Staff at the HP factory in Birmingham have been told the site will definitely close with production moved abroad.
The bottles will retain the image of the Houses of Parliament
Unions campaigned against the closure plan, which will see 120 jobs go, but admitted defeat saying owners Heinz were motivated by "corporate greed".
The US firm said it had looked at all options since the closure plan was announced in May and it was not viable to keep the Aston factory open.
Heinz spokesman Nigel Dickie admitted it was "a sad day for Birmingham".
He added the sauce would still have the Houses of Parliament on its label "because of its historical association" even though it would now be made in Holland.
Heinz vice-president David Hobin said the plant would close by March next year.
"We deeply regret having come to this difficult but necessary decision which has only been made after careful consideration of all alternatives," he said.
"It is disappointing that we have not been able to find an alternative option that would close the financial gap.
"This difficult business decision is no reflection on our employees, who have continued to demonstrate their dedication and hard work throughout these challenging times."
But members of the Transport and General Workers' Union (T&G) said they were disappointed by the decision.
Acting national secretary John Jordan said: "There's no need for the factory to close.
"It's a case pure and simple of corporate greed.

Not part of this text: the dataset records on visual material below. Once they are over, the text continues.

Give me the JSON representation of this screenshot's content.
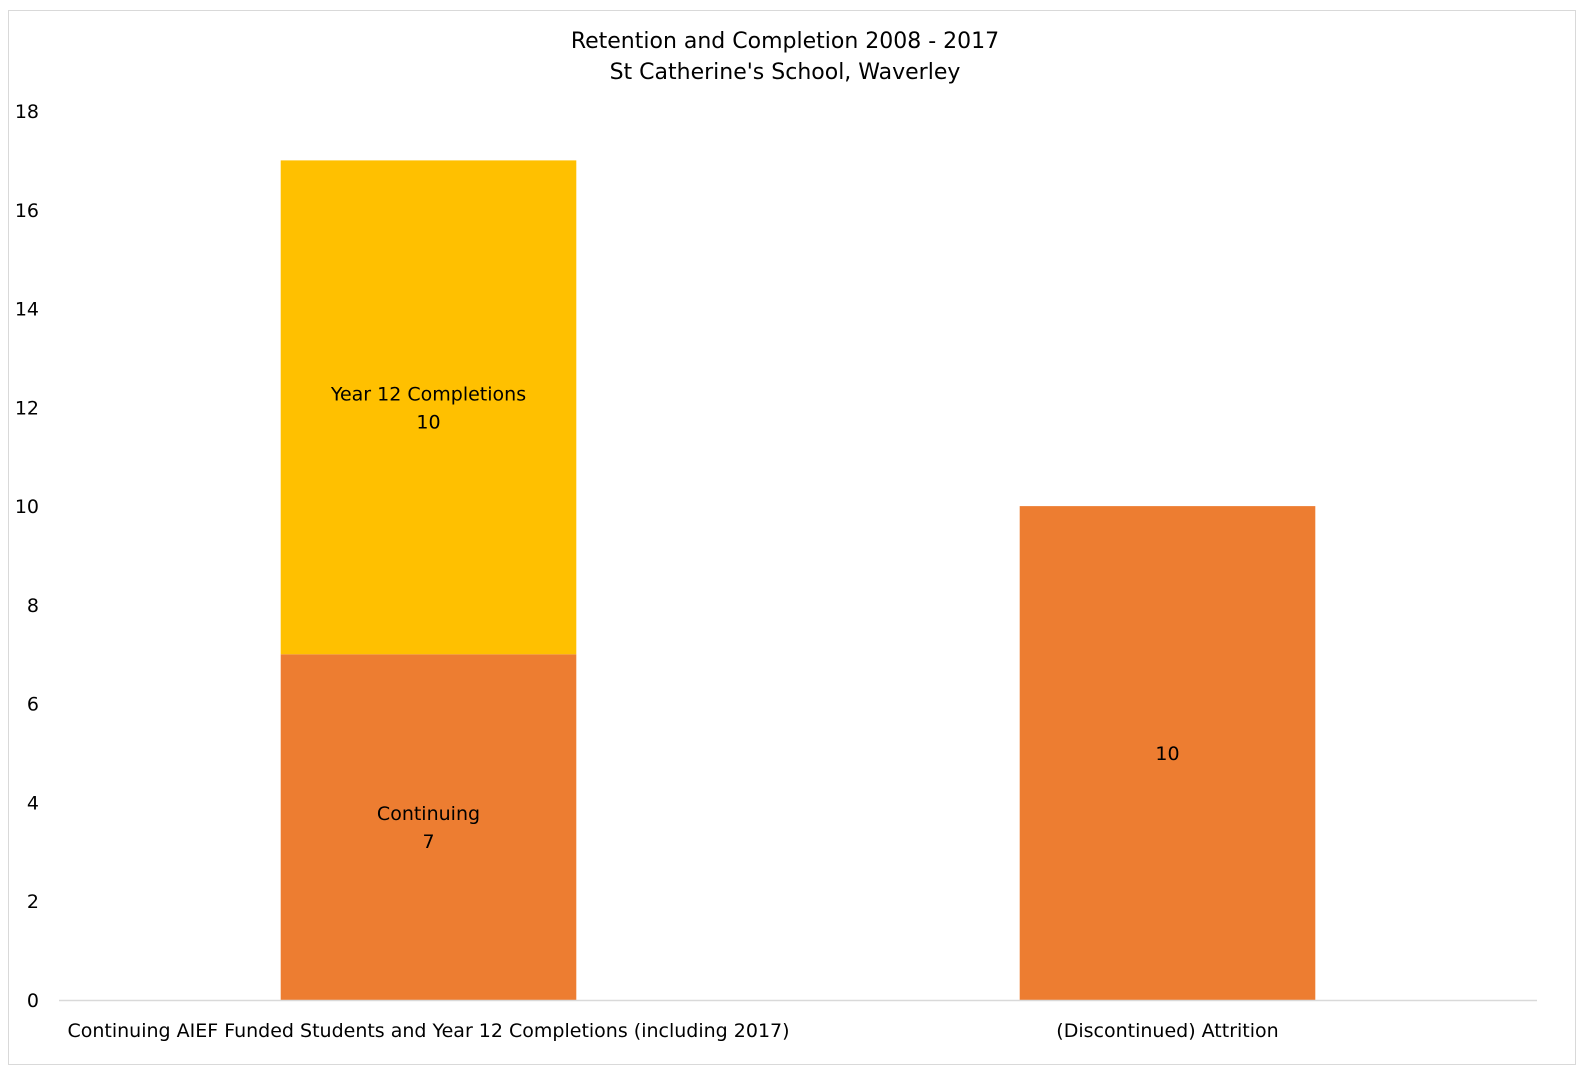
{
  "chart_data": {
    "type": "bar",
    "stacked": true,
    "title": "Retention and Completion 2008 - 2017",
    "subtitle": "St Catherine's School, Waverley",
    "categories": [
      "Continuing AIEF Funded Students and Year 12 Completions (including 2017)",
      "(Discontinued) Attrition"
    ],
    "series": [
      {
        "name": "Continuing",
        "values": [
          7,
          null
        ],
        "color": "#ED7D31"
      },
      {
        "name": "Year 12 Completions",
        "values": [
          10,
          null
        ],
        "color": "#FFC000"
      },
      {
        "name": "",
        "values": [
          null,
          10
        ],
        "color": "#ED7D31"
      }
    ],
    "data_labels": [
      {
        "category": 0,
        "series": 0,
        "text": "Continuing",
        "value": "7"
      },
      {
        "category": 0,
        "series": 1,
        "text": "Year 12 Completions",
        "value": "10"
      },
      {
        "category": 1,
        "series": 2,
        "text": "",
        "value": "10"
      }
    ],
    "y_ticks": [
      "0",
      "2",
      "4",
      "6",
      "8",
      "10",
      "12",
      "14",
      "16",
      "18"
    ],
    "ylim": [
      0,
      18
    ],
    "xlabel": "",
    "ylabel": "",
    "grid": false,
    "legend": "none",
    "axis_color": "#d9d9d9"
  }
}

Birmingham is a highly profitable site and this move is to bail out the factory in Holland."
T&G spokesman Zeffar Qurreshi, who has worked at the plant for 29 years, said he was "absolutely gutted".
"I know other workers will feel the same," he said.
He said the union would continue to call for a boycott of HP products made outside the company.
The company has also announced the bottling of Lea and Perrins Worcestershire Sauce would move to its plant in Worcestershire.